AP.P Dans la perspective du sommet de juin 2020, qui est donc dédié à la thématique des villes et territoires durables, on entend parler d’un savoir-faire français sur les métiers – bâtiment, ingénierie, réseaux… – qui concourent à la ville durable, et c’est une réalité. Mais en quoi l’approche de la France est-elle spécifiquement différente, attractive ?

« Elle est différente par nos savoir-faire – notre capacité à appréhender la complexité –, et notre approche : nous ne sommes pas là pour soutenir seulement l’expertise française hors-sol et chercher à imposer un modèle pré-construit à nos interlocuteurs africains. Nous sommes là pour accorder notre expertise – en matière de planification, d’ingénierie, de construction, d’exploitation – aux priorités décidées par les gouvernements et les collectivités locales, et en venant renforcer les écosystèmes locaux.

Cette notion de synergie avec le local est très importante. La ville ne serait pas très durable s’il ne s’agissait que d’installer des entreprises françaises pour en gérer les services… Nous devons être capables de co-construire avec les écosystèmes qui existent sur place, que ce soient des start-up, des collectifs citoyens, des ONG, des PME…

Aujourd’hui, ces liens entre les entreprises françaises et les écosystèmes locaux ne sont pas suffisamment exploités. Nous devons les favoriser et les renforcer, c’est essentiel pour construire la ville durable en Afrique et pour incarner l’approche française sur ce sujet.
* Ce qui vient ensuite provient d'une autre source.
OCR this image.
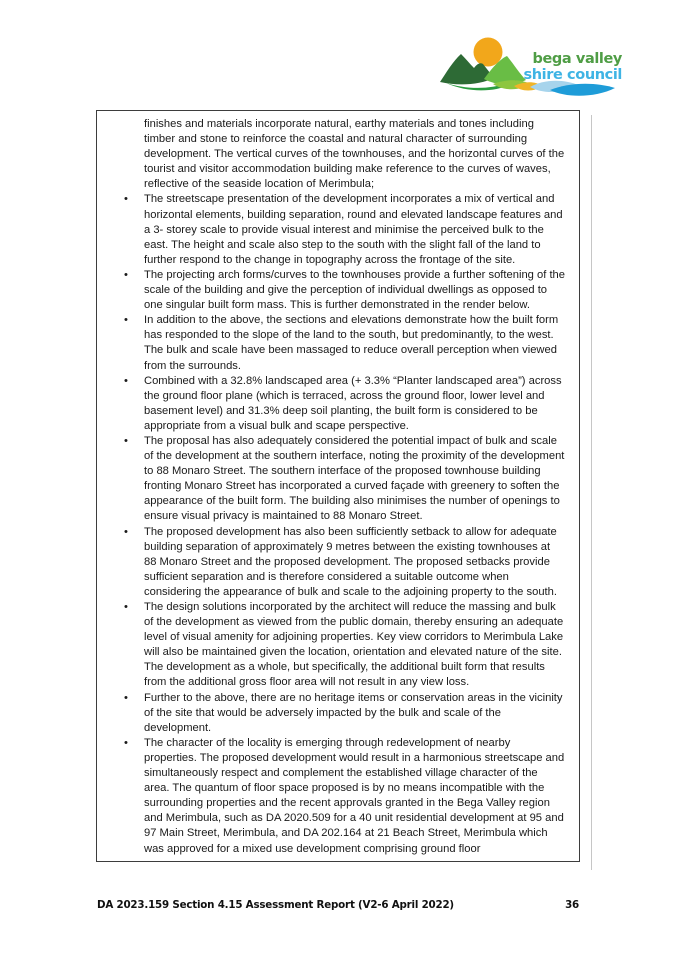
bega valley
shire council
finishes and materials incorporate natural, earthy materials and tones including timber and stone to reinforce the coastal and natural character of surrounding development. The vertical curves of the townhouses, and the horizontal curves of the tourist and visitor accommodation building make reference to the curves of waves, reflective of the seaside location of Merimbula;
• The streetscape presentation of the development incorporates a mix of vertical and horizontal elements, building separation, round and elevated landscape features and a 3- storey scale to provide visual interest and minimise the perceived bulk to the east. The height and scale also step to the south with the slight fall of the land to further respond to the change in topography across the frontage of the site.
• The projecting arch forms/curves to the townhouses provide a further softening of the scale of the building and give the perception of individual dwellings as opposed to one singular built form mass. This is further demonstrated in the render below.
• In addition to the above, the sections and elevations demonstrate how the built form has responded to the slope of the land to the south, but predominantly, to the west. The bulk and scale have been massaged to reduce overall perception when viewed from the surrounds.
• Combined with a 32.8% landscaped area (+ 3.3% “Planter landscaped area”) across the ground floor plane (which is terraced, across the ground floor, lower level and basement level) and 31.3% deep soil planting, the built form is considered to be appropriate from a visual bulk and scape perspective.
• The proposal has also adequately considered the potential impact of bulk and scale of the development at the southern interface, noting the proximity of the development to 88 Monaro Street. The southern interface of the proposed townhouse building fronting Monaro Street has incorporated a curved façade with greenery to soften the appearance of the built form. The building also minimises the number of openings to ensure visual privacy is maintained to 88 Monaro Street.
• The proposed development has also been sufficiently setback to allow for adequate building separation of approximately 9 metres between the existing townhouses at 88 Monaro Street and the proposed development. The proposed setbacks provide sufficient separation and is therefore considered a suitable outcome when considering the appearance of bulk and scale to the adjoining property to the south.
• The design solutions incorporated by the architect will reduce the massing and bulk of the development as viewed from the public domain, thereby ensuring an adequate level of visual amenity for adjoining properties. Key view corridors to Merimbula Lake will also be maintained given the location, orientation and elevated nature of the site. The development as a whole, but specifically, the additional built form that results from the additional gross floor area will not result in any view loss.
• Further to the above, there are no heritage items or conservation areas in the vicinity of the site that would be adversely impacted by the bulk and scale of the development.
• The character of the locality is emerging through redevelopment of nearby properties. The proposed development would result in a harmonious streetscape and simultaneously respect and complement the established village character of the area. The quantum of floor space proposed is by no means incompatible with the surrounding properties and the recent approvals granted in the Bega Valley region and Merimbula, such as DA 2020.509 for a 40 unit residential development at 95 and 97 Main Street, Merimbula, and DA 202.164 at 21 Beach Street, Merimbula which was approved for a mixed use development comprising ground floor
DA 2023.159 Section 4.15 Assessment Report (V2-6 April 2022)	36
Cela appelle un autre sujet important, celui de la formation. J’y tiens beaucoup car on voit bien que le principal goulet d’étranglement de la ville en Afrique, ce sont tout à la fois les capacités administratives à structurer les projets, et les capacités techniques de ceux qui localement vont contribuer à l’exploitation des services urbains.

Afin de contribuer de manière efficace à co-construire l’avenir des villes durables, nous devons donc nous engager pleinement dans la formation technique et professionnelle d’une part, et celle de la gouvernance d’autre part. Ainsi les entreprises françaises actives sur le Continent pourront travailler avec des sous-traitants et des partenaires disposant de personnels qualifiés, avec un niveau d’employabilité plus élevé, et auront en face d’elles des clients publics formés et informés sur la gestion des contrats de PPP…

C’est un scénario où tout le monde gagne ! C’est l’une des initiatives portées par le CPA au côté du Secrétariat Général du Sommet : faire émerger un réseau d’Instituts franco-africains de la Ville.